You can unlist the data.frame and then take a random sample, then put back in a data.frame.
df <- unlist(df)
n <- length(df) * 0.15
df[sample(df, n)] <- NA
as.data.frame(matrix(df, ncol=3))
It can be done a bunch of different ways using sample().
If you are in the mood to use purrr instead of lapply, you can also do it like this:
> library(purrr)
> df <- data.frame(A = 1:10, B = 11:20, C = 21:30)
> df
A B C
1 1 11 21
2 2 12 22
3 3 13 23
4 4 14 24
5 5 15 25
6 6 16 26
7 7 17 27
8 8 18 28
9 9 19 29
10 10 20 30
> map_df(df, function(x) {x[sample(c(TRUE, NA), prob = c(0.8, 0.2), size = length(x), replace = TRUE)]})
# A tibble: 10 x 3
A B C
<int> <int> <int>
1 1 11 21
2 2 12 22
3 NA 13 NA
4 4 14 NA
5 5 15 25
6 6 16 26
7 7 17 27
8 8 NA 28
9 9 19 29
10 10 20 30
Same result, using binomial distribution:
dd=dim(df)
nna=20/100 #overall
df1<-df
df1[matrix(rbinom(prod(dd), size=1,prob=nna)==1,nrow=dd[1])]<-NA
df1
May i suggest a first function (ggNAadd) designed to do this, and improve it with a second function providing graphical distribution of the NAs created (ggNA)
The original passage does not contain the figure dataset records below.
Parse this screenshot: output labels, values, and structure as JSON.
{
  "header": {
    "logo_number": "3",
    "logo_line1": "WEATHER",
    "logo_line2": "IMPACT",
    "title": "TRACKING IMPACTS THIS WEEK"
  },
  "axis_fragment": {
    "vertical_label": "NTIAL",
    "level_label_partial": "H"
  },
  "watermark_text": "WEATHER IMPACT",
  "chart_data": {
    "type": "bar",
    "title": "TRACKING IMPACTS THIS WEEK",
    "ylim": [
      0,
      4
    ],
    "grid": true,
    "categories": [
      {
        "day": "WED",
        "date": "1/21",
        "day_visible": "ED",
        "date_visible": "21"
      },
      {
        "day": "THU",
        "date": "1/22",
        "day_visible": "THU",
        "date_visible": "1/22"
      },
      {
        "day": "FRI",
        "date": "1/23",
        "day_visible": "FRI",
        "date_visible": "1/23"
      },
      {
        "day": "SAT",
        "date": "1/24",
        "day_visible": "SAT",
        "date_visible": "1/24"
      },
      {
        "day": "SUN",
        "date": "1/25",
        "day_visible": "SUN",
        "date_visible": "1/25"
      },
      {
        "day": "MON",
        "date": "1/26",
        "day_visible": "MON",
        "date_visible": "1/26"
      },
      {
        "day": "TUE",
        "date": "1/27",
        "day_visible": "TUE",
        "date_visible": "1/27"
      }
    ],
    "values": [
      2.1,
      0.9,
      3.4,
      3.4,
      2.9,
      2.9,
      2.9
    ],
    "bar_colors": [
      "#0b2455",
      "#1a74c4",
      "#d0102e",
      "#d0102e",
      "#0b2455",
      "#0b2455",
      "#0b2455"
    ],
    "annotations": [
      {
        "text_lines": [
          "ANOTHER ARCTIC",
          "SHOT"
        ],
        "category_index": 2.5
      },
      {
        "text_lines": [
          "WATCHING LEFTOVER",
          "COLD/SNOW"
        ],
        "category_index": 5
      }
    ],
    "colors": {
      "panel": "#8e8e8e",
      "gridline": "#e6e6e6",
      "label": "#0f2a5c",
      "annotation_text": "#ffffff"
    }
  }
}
What is neat is the possibility to input either a proportion of a fixed number of NAs.
ggNAadd = function(data, amount, plot=F){
temp <- data
amount2 <- ifelse(amount<1, round(prod(dim(data))*amount), amount)
if (amount2 >= prod(dim(data))) stop("exceeded data size")
for (i in 1:amount2) temp[sample.int(nrow(temp), 1), sample.int(ncol(temp), 1)] <- NA
if (plot) print(ggNA(temp))
return(temp)
}
And the plotting function:
ggNA = function(data, alpha=0.5){
require(ggplot2)
DF <- data
if (!is.matrix(data)) DF <- as.matrix(DF)
to.plot <- cbind.data.frame('y'=rep(1:nrow(DF), each=ncol(DF)),
'x'=as.logical(t(is.na(DF)))*rep(1:ncol(DF), nrow(DF)))
size <- 20 / log( prod(dim(DF)) ) # size of point depend on size of table
g <- ggplot(data=to.plot) + aes(x,y) +
geom_point(size=size, color="red", alpha=alpha) +
scale_y_reverse() + xlim(1,ncol(DF)) +
ggtitle("location of NAs in the data frame") +
xlab("columns") + ylab("lines")
pc <- round(sum(is.na(DF))/prod(dim(DF))*100, 2) # % NA
print(paste("percentage of NA data: ", pc))
return(g)
}
Which gives (using ggplot2 as graphical output):
ggNAadd(df, amount=0.20, plot=TRUE)
## [1] "percentage of NA data: 20"
## A B c
## 1 1 11 21
## 2 2 12 22
## 3 3 13 23
## 4 4 NA 24
## ..
Of course, as mentioned earlier, if you ask too many NAs the actual percentage will drop because of repetitions.
A mutate_all approach:
df %>%
dplyr::mutate_all(~ifelse(sample(c(TRUE, FALSE), size = length(.), replace = TRUE, prob = c(0.8, 0.2)),
as.character(.), NA))